Bunlardan biri, her akşam yatmadan önce o günü geri geri izlemek.
Sanki günümüz filmmiş de geri sarılıyormuş gibi, bunu akşamdan sabaha doğru, zamanda geri giderek yapmak çok önemli. Çok da zor.
Önemli çünkü, beyin hiç olaylara böyle bakmadığı için, farklı bir ruhsal alana girmiş oluyorsun.
Konu derin, sebepleri çok. Merak edenler okuyabilir.
Geri geri giderken, her şeyi değil, aklında kalan resimleri detaylı bir şekilde izliyorsun.
Burada en önemli şey, izlerken hiç yorum yapmadan o resme bakabilmek.

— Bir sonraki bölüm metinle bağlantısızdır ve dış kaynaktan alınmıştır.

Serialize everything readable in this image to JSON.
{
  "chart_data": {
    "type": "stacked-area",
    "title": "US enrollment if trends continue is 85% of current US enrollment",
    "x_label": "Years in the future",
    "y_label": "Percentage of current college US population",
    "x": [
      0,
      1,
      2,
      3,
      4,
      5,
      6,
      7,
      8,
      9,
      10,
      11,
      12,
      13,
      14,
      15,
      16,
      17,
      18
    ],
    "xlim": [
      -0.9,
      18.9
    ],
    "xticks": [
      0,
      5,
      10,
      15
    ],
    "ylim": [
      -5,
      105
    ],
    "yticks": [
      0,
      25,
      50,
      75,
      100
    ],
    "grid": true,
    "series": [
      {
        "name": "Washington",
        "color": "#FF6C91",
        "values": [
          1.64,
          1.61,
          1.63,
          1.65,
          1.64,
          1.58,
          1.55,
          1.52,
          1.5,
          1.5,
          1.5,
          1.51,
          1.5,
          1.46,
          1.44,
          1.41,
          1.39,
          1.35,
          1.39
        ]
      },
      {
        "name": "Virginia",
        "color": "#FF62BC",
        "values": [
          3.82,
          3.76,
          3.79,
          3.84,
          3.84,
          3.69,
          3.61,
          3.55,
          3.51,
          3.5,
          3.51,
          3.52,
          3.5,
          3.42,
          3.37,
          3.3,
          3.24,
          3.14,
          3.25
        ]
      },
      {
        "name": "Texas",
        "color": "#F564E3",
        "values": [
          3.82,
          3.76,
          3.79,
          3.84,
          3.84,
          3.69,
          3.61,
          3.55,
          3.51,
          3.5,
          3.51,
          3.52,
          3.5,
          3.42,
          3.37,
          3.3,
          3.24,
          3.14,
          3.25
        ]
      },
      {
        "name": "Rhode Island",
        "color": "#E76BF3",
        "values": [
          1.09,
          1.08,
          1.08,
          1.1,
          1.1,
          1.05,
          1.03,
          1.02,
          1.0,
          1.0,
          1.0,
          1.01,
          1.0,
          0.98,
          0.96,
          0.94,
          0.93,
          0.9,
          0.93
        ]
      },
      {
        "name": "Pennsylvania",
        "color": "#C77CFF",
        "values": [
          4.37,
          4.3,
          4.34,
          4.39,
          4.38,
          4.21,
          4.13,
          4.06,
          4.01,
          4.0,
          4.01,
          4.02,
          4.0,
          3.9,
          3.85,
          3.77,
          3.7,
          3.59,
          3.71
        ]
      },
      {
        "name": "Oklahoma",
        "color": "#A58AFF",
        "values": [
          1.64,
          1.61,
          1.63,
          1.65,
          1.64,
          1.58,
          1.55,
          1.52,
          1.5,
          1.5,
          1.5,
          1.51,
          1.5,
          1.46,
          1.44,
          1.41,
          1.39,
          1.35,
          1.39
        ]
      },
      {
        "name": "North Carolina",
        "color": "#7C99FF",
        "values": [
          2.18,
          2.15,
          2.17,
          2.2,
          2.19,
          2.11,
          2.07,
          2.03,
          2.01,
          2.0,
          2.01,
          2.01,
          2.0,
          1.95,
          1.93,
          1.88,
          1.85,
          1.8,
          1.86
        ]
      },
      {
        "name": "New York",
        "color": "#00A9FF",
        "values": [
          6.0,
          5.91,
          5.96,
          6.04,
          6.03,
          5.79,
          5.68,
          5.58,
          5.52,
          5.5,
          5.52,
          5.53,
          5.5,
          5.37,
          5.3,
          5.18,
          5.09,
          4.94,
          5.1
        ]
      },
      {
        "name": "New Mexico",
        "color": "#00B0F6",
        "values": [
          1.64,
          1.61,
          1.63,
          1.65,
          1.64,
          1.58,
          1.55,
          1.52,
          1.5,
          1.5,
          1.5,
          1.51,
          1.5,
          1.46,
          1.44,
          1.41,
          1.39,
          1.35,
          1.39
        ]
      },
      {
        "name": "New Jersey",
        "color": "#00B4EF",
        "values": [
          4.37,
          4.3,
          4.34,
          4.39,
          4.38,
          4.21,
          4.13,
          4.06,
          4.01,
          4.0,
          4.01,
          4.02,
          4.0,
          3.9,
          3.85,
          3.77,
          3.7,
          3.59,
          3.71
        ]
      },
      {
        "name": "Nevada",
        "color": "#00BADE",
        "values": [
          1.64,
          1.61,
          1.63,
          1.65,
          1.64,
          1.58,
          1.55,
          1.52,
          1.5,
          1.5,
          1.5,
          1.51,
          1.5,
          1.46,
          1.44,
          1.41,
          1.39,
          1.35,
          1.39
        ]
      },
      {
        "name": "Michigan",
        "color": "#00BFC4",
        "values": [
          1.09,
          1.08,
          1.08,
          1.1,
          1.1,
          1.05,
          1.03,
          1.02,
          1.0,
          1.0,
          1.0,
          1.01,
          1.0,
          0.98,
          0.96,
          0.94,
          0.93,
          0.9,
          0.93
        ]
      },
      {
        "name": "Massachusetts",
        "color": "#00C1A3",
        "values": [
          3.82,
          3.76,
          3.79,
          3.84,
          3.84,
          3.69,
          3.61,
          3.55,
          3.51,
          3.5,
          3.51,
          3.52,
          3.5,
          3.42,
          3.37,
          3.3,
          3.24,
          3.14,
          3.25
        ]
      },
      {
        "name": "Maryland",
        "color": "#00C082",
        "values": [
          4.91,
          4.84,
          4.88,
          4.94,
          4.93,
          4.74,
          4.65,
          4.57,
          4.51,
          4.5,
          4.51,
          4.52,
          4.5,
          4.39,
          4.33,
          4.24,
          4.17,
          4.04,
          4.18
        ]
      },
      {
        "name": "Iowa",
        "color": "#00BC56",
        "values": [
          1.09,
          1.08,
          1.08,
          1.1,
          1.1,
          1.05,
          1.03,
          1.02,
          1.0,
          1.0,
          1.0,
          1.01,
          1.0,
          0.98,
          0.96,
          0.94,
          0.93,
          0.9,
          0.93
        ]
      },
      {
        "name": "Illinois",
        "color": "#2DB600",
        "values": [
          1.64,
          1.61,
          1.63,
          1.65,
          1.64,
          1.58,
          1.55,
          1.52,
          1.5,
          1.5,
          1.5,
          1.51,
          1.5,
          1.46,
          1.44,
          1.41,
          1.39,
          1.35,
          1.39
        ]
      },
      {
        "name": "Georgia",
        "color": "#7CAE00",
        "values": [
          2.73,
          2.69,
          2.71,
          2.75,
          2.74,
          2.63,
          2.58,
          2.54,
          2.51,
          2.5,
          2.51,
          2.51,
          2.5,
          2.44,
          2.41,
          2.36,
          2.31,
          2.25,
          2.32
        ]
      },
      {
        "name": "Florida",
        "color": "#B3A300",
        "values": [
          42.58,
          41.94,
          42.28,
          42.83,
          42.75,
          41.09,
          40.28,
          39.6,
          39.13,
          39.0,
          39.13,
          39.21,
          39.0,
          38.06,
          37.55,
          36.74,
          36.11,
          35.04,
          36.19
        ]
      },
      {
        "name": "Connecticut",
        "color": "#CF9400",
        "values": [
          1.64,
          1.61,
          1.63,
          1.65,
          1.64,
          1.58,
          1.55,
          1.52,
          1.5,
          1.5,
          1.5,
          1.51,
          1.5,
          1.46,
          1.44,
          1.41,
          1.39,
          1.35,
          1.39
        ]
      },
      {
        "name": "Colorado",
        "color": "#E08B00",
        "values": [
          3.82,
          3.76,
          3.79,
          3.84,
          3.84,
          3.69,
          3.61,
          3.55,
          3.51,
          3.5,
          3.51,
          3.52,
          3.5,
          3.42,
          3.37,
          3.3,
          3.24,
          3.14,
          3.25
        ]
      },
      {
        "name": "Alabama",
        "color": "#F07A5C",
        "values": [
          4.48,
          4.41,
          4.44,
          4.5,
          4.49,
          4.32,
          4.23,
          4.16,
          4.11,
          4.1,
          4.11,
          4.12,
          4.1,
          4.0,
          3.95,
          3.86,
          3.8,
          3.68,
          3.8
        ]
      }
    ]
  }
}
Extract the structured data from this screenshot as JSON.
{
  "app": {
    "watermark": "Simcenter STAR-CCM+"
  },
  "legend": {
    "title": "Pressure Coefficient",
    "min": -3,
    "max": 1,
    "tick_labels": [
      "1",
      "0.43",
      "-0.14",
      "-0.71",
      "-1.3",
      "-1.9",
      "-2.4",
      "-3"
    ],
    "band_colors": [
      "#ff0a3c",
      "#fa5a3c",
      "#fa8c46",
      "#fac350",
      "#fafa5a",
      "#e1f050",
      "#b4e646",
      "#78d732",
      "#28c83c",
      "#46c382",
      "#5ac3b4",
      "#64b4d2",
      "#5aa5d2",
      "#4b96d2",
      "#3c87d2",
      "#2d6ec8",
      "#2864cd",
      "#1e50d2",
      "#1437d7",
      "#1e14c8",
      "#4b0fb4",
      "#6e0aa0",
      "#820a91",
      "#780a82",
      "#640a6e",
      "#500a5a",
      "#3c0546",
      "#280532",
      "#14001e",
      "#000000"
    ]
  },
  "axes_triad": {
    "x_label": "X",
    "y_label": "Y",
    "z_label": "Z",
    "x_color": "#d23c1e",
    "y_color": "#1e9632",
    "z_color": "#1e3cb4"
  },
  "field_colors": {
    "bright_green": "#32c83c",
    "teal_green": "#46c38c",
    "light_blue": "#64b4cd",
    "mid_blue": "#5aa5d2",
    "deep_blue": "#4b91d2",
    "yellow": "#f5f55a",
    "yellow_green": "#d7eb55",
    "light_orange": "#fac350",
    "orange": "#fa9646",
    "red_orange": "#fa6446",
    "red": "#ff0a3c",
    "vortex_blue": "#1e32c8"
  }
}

Yargı, yorum, hikayelendirme yok.
Gününü, başkasının gününü izler gibi, geri geri yorumsuz sessiz izliyorsun.
Detayları hatırlamak önemli.
Mesela, birisiyle kahve içmişsen belki onun küpelerini masaya koyuşu gibi.
Tablo. Objektif, detaylı, ötekileşmiş resimler.
Her şey değil belki, üç şey, beş şey... Önemli değil sayısı.
Peki neden bunu yapıyoruz?
Düşünceler vahşi şeyler. Eline aldığında asla rahat durmayan bir fare gibi.
Sürekli kıpırdıyor ve hareket ediyor.
İnsanın kendine yapacağı en büyük iyiliklerden biri, kendi düşüncelerini izlemek.
İzlediğinde ‘düşüncelerim’ diye bir dosya açılıyor ve aslında onlardan kopuyorsun.
Üzerindeki güçleri azalıyor bir nevi.
Bunun bir ileri seviyesi zaten, kendine istediklerini düşündürtebilmen.
Bunların da egzersizleri var. Şimdilik bununla başlayalım.
Kendi izleyicimiz olalım. Bu farkındalık, mutlaka günlerimizi farklı yaşamamıza yol açacak.
Akşamları bu ‘güne geri bakış’ egzersizini yapmaya başlarsanız, ne kadar zor olduğunu göreceksiniz.
Ben her seferinde uykuya dalıyorum. Çünkü beynimi geri geri gitmeye zorlamak büyük enerji gerektiriyor.
Resimlerin üzerine konuşmamak da çok zor bu geveze yönetmenle.
Yine de yılmadan her akşam yapıyorum ben, madem öğrencilik ömür boyu, daha iyi bir ben için bu kadar ödev de olsun artık.